Darin wird deutlich: Klauß ist nach der Niederlage von Beginn an emotional angefasst. Die Journalisten stellen bissige, aber immer noch sachliche Fragen. In diesen Zeiten reichen sie diese schriftlich ein – und auf dem Papier formuliert jeder nun einmal schärfer als im Gespräch von Angesicht zu Angesicht. Klauß aber sucht keine Ausflüchte, sondern bezieht zu jeder Frage klar Stellung. Erst als ihm vorgehalten wird, dass kein „Matchplan“ zu erkennen gewesen sei, fühlt er sich angegriffen. Der Trainer ist bekannt für seine akribische Vorbereitung und taktischen Analysen – genau diesen Vorwurf will er nicht auf sich sitzen lassen. Seine Antwort mit „asymmetrischen Linksverteidigern“ und „ballfernen Zehnern“ ist nichts anderes als die Aussage: Wenn du über Taktik reden willst, dann kannst du das gerne haben.

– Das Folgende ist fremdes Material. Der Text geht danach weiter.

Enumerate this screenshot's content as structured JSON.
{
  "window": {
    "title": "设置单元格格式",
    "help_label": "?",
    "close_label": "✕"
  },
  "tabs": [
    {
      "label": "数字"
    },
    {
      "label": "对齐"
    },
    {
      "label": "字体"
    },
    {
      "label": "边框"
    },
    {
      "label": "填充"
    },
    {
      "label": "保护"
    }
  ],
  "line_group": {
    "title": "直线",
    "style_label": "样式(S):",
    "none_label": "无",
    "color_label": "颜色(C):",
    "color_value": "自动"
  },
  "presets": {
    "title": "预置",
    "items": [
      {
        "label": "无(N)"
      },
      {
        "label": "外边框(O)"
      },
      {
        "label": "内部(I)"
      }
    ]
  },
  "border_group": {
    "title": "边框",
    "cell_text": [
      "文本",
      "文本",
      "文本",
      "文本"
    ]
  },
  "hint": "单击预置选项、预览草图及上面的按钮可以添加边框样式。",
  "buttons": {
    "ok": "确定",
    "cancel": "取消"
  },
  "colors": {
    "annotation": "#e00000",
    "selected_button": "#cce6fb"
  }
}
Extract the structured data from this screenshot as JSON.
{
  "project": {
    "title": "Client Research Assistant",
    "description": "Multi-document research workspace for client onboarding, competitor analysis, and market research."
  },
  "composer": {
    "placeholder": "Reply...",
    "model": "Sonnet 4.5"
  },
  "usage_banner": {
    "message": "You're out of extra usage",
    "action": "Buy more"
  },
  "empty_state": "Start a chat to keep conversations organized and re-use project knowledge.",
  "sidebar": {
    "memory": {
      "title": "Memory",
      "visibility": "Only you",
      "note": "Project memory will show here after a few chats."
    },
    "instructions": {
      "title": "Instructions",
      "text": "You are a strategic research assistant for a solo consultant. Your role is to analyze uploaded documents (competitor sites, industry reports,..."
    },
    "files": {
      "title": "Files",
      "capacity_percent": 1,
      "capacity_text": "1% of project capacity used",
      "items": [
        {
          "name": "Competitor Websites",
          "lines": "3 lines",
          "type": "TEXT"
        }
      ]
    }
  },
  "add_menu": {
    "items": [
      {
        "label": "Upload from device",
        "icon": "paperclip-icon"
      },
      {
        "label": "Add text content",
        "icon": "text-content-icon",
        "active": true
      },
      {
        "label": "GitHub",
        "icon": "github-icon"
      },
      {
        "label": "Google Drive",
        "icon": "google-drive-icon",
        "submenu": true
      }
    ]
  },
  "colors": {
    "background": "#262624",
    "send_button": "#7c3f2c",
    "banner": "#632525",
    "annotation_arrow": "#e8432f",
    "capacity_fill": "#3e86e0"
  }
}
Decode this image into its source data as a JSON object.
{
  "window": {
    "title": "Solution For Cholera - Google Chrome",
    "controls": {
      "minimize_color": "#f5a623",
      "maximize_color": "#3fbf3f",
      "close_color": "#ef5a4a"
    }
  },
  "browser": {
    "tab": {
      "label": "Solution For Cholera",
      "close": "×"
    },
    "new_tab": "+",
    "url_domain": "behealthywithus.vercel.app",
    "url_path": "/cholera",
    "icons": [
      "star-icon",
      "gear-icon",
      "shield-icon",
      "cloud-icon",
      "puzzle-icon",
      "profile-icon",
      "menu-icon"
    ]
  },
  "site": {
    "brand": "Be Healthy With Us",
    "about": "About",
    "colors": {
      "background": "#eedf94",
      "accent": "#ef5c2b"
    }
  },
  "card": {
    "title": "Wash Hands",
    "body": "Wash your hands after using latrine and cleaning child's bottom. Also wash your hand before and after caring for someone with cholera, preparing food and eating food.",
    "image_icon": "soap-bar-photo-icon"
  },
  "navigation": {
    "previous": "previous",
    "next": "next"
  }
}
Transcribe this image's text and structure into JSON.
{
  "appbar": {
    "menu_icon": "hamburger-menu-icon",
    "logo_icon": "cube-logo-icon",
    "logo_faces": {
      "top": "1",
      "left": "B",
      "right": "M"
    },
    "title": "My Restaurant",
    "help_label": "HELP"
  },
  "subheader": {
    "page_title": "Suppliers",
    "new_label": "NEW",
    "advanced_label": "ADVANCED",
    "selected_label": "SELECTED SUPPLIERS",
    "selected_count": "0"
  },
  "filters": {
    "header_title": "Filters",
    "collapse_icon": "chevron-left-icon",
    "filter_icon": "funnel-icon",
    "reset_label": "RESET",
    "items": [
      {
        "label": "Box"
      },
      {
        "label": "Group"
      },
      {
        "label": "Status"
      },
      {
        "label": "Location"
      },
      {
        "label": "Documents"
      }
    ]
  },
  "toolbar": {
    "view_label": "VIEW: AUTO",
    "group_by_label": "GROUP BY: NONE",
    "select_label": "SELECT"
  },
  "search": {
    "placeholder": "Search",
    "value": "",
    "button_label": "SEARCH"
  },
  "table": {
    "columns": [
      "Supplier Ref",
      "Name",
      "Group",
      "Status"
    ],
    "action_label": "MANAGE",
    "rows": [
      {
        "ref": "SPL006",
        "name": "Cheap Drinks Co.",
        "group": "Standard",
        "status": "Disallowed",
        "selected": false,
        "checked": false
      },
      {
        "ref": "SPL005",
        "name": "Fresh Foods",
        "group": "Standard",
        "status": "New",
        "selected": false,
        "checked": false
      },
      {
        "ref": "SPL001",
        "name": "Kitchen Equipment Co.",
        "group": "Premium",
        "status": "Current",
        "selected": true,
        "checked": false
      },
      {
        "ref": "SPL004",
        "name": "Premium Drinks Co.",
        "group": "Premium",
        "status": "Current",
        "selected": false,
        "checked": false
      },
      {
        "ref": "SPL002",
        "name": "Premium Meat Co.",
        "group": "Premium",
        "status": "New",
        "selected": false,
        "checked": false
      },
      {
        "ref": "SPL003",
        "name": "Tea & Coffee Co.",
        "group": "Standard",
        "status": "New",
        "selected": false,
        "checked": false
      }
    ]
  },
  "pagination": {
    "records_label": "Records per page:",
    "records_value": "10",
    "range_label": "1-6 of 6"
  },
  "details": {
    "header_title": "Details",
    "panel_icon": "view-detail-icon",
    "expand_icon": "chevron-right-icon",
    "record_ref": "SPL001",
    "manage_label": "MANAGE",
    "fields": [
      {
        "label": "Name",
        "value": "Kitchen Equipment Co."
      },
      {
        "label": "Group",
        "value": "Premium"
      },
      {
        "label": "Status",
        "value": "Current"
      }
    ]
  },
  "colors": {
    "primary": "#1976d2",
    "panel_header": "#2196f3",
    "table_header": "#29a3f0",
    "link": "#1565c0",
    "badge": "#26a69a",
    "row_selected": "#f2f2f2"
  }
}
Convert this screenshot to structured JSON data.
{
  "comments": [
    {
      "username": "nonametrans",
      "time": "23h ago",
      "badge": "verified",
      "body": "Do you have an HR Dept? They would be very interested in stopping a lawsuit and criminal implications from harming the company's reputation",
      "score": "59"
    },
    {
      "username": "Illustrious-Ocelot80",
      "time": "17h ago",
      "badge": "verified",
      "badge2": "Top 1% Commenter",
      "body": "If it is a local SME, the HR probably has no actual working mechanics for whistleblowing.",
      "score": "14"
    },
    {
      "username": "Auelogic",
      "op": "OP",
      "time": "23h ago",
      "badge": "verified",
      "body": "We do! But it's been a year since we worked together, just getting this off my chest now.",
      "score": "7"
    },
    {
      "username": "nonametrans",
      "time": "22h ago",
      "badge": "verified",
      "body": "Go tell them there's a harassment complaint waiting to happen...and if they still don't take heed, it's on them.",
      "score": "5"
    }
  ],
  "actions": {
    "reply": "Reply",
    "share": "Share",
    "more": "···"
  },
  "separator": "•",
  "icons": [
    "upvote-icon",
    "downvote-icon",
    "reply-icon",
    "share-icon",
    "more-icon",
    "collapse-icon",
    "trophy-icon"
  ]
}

Klauß beleidigt niemanden oder stellt ihn in den Senkel, er spricht hier nicht zu den Fans, den Spielern oder einem Festsaalpublikum. Er antwortet punktgenau auf die Frage eines Journalisten, zwar schnippisch, aber nicht verwerflich. Man stelle sich einmal die Reaktion von Jürgen Klopp oder Thomas Tuchel vor, wenn ihnen vorgehalten würde, dass in ihrem Spiel kein Matchplan zu erkennen sei.
Nach seinen taktischen Ausführungen – und wirklich direkt nach dem viralen Clip – schränkt Klauß sogar selbst ein, dass Matchpläne und Taktik nicht viel helfen, wenn es an anderer Stelle hakt. „Es liegt nicht an Taktik, sondern an den Basics, die ich schon angesprochen habe: zweite Bälle gewinnen, direkte Duelle gewinnen, Sprints setzen, fleißig nacharbeiten, den ersten Kontakt sauber machen, 10-Meter-Pass zum Mitspieler bringen, mich aktiv freilaufen. Diese Dinge müssen erst mal funktionieren.“ Das war für jeden verständlich und bei weitem kein Trainer-Deutsch.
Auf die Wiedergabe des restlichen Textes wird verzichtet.